Thursday, June 7, 2012

The Weird Sisters




The Weird Sisters is one of those novels that you think about a lot while you read it. The premise involves three sisters—Rose (Rosalinda), Bean (Bianca), and Cordy (Cordelia)—who move in with their parents because of their own various failures and problems. However, they all make the transition back to the nest under the guise of helping their mother who has just been diagnosed with breast cancer. The book doesn’t leave you in the time between when you are reading and when you are not. I found myself thinking about the novel throughout the day: Which sister was I the most like? Responsible, homebody Rose? Sneaky, party-girl Bean? Free, gypsy-esq Cordy? 

All of the girls move home with secrets—Rose is too afraid to leave her hometown and move to England with her fiancĂ©, Johnathan. She uses the excuse of her mother’s cancer as a reason to move back in with her parents and avoid following Johnathan to his new, one-year job in London. Cordy is pregnant and returns to her parents’ house where she tries to keep her situation hidden. Bean has just been caught stealing from her job in New York. Penniless and indebted to her former employer, she trots back to Ohio.

This book isn’t heavily plot driven—most of the plot points are a bit predictable. However, the interesting part of the novel is watching how the three sisters grow as individuals and as a family. The nature of the novel constantly comes back to questions of identity: Is it possible to define yourself and your personality in a vacuum? Does your role in your family play a part in your self-definition?  For example, Bean is often left feeling self-conscious because she is neither the responsible Rose nor the loveable Cordy. Similarly, Cordy has always been the baby of the family and has a hard time seeing herself as an adult who is about to have her own child. The girls come to realize that they can be defined separately from their family while still having a connection to their roots. 

Brown also discusses the nature of hometowns—how they can be hard to leave and hard to come back to. The duality of hometowns is something that has always been a favorite topic of mine in my own writing, and I really admired Brown’s discussion of the subject. Each sister represents a stance on their hometown of Barney: Rose never wanted to leave. Bean moved somewhere else and made that her home. Cordy never wanted to have a home at all and lived a wanderer’s life. However, by the end of the book, the sisters’ views on hometowns/homes shift. At one point Cordy says, "We all want to become something better than Barney, but we won't" (313).

The together/separateness of the characters in the novel is mirrored by the point of view in which Brown writes. I have never read a book with this exact style. It is told in the first-person plural (think The Virgin Suicides), with the sentences focused around the sisters as the collective “we.” However, much of the book breaks away from the collective mentality and focuses on a specific sister with the third-person voice. The book will discuss just what Cordy is doing at the moment, for instance.

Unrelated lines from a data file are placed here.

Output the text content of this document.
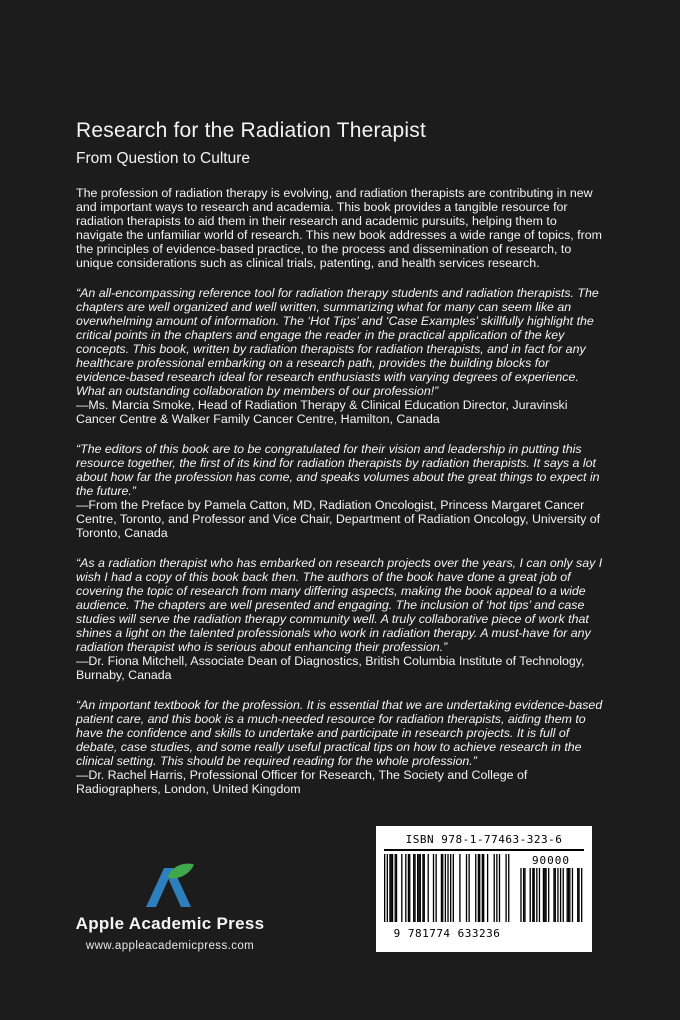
Research for the Radiation Therapist
From Question to Culture

The profession of radiation therapy is evolving, and radiation therapists are contributing in new and important ways to research and academia. This book provides a tangible resource for radiation therapists to aid them in their research and academic pursuits, helping them to navigate the unfamiliar world of research. This new book addresses a wide range of topics, from the principles of evidence-based practice, to the process and dissemination of research, to unique considerations such as clinical trials, patenting, and health services research.

“An all-encompassing reference tool for radiation therapy students and radiation therapists. The chapters are well organized and well written, summarizing what for many can seem like an overwhelming amount of information. The ‘Hot Tips’ and ‘Case Examples’ skillfully highlight the critical points in the chapters and engage the reader in the practical application of the key concepts. This book, written by radiation therapists for radiation therapists, and in fact for any healthcare professional embarking on a research path, provides the building blocks for evidence-based research ideal for research enthusiasts with varying degrees of experience. What an outstanding collaboration by members of our profession!”

—Ms. Marcia Smoke, Head of Radiation Therapy & Clinical Education Director, Juravinski Cancer Centre & Walker Family Cancer Centre, Hamilton, Canada

“The editors of this book are to be congratulated for their vision and leadership in putting this resource together, the first of its kind for radiation therapists by radiation therapists. It says a lot about how far the profession has come, and speaks volumes about the great things to expect in the future.”

—From the Preface by Pamela Catton, MD, Radiation Oncologist, Princess Margaret Cancer Centre, Toronto, and Professor and Vice Chair, Department of Radiation Oncology, University of Toronto, Canada

“As a radiation therapist who has embarked on research projects over the years, I can only say I wish I had a copy of this book back then. The authors of the book have done a great job of covering the topic of research from many differing aspects, making the book appeal to a wide audience. The chapters are well presented and engaging. The inclusion of ‘hot tips’ and case studies will serve the radiation therapy community well. A truly collaborative piece of work that shines a light on the talented professionals who work in radiation therapy. A must-have for any radiation therapist who is serious about enhancing their profession.”

—Dr. Fiona Mitchell, Associate Dean of Diagnostics, British Columbia Institute of Technology, Burnaby, Canada

“An important textbook for the profession. It is essential that we are undertaking evidence-based patient care, and this book is a much-needed resource for radiation therapists, aiding them to have the confidence and skills to undertake and participate in research projects. It is full of debate, case studies, and some really useful practical tips on how to achieve research in the clinical setting. This should be required reading for the whole profession.”

—Dr. Rachel Harris, Professional Officer for Research, The Society and College of Radiographers, London, United Kingdom

Apple Academic Press
www.appleacademicpress.com
ISBN 978-1-77463-323-6
9 781774 633236
90000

The book is aware of its own literary prowess. The characters often talk in lines of Shakespeare, because of the sisters’ father being a scholar on good ole Bill’s work. The Weird Sisters are a reference to Shakespeare’s witches in Macbeth and the girls are individually named after characters in various plays.

The Weird Sisters is great for two kinds of readers: those who enjoy a unique point-of view narration and literary allusions, and those who like stories about people going through changes and transitions. It’s a great read, and I highly recommend it.